As the semester is in full swing, we feel the pressure… of people everywhere in campus. Long lines, congested streets, and massive stampede of students every hour during the daytime are common and we all try to adapt. On top of that, constructions and traffic disruptions are ongoing in many spots in campus adding more misery to the pedestrians. Quiet walk for refreshment and meditation is a scene from a bygone era in our campus, at least during the semester. Is it something new? Is the campus more crowded with more students? What is going on? One may wonder.
Some people may blame the increase of student population, while others blame ubiquitous constructions in campus. Both sound reasonable, so I decided to check the numbers.
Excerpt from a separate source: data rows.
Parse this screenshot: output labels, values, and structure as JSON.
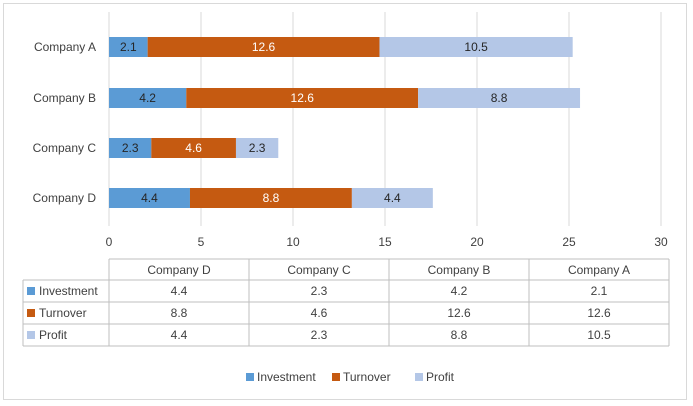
{
  "chart_data": {
    "type": "bar",
    "orientation": "horizontal",
    "stacked": true,
    "categories": [
      "Company A",
      "Company B",
      "Company C",
      "Company D"
    ],
    "table_categories": [
      "Company D",
      "Company C",
      "Company B",
      "Company A"
    ],
    "series": [
      {
        "name": "Investment",
        "values": [
          2.1,
          4.2,
          2.3,
          4.4
        ],
        "color": "#5b9bd5"
      },
      {
        "name": "Turnover",
        "values": [
          12.6,
          12.6,
          4.6,
          8.8
        ],
        "color": "#c55a11"
      },
      {
        "name": "Profit",
        "values": [
          10.5,
          8.8,
          2.3,
          4.4
        ],
        "color": "#b4c7e7"
      }
    ],
    "xlim": [
      0,
      30
    ],
    "xticks": [
      0,
      5,
      10,
      15,
      20,
      25,
      30
    ],
    "grid": true,
    "legend": "bottom",
    "data_table": true
  }
}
Following is the undergraduate and graduate students populations data during the last eleven academic years, according to the Office of Institutional Reports, Research, and Information Systems of the University of Texas at Austin (Statistical Handbook, Common Data Set):
Academic Year / Undergraduate / Graduate / Total
2005-06 36,878 12,818 49,696
2006-07 37,037 12,660 49,697
2007-08 37,459 12,711 50,170
2008-09 37,389 12,595 49,984
2009-10 38,168 12,827 50,995
2010-11 38,420 12,775 51,195
2011-12 38,437 12,675 51,112
2012-13 39,955 12,231 52,186
2013-14 39,979 12,080 52,059
2014-15 39,523 11,790 51,313
2015-16 39,619 11,331 50,950
During this period, obvious trends are a steady increase of undergraduate population and an opposite trend of graduate population, which interestingly have maintained the similar total number (although the magnitude of undergraduate population increase is larger than the decrease of graduate population). So, more or less 51K students roam over the campus these days, which is a LOT by the way.
Back to the earlier question whether the perception of more crowd is due to the increase in the number of students or due to more restriction of passages, I suppose the squeeze (of people through more restricted paths) is a more likely reason than the surge (of student population) during the last few year. I do not think I am sensitive enough to tell the variations of one thousand or so out of 51K at any time. But there is a caveat for this reasoning. Graduate students are less likely spill over to the campus streets altogether at any time of the day, while undergraduates tend to flood and ebb, so the effect from decrease of graduate student population may not be so apparent while that of increase of undergraduate population may be more conspicuous.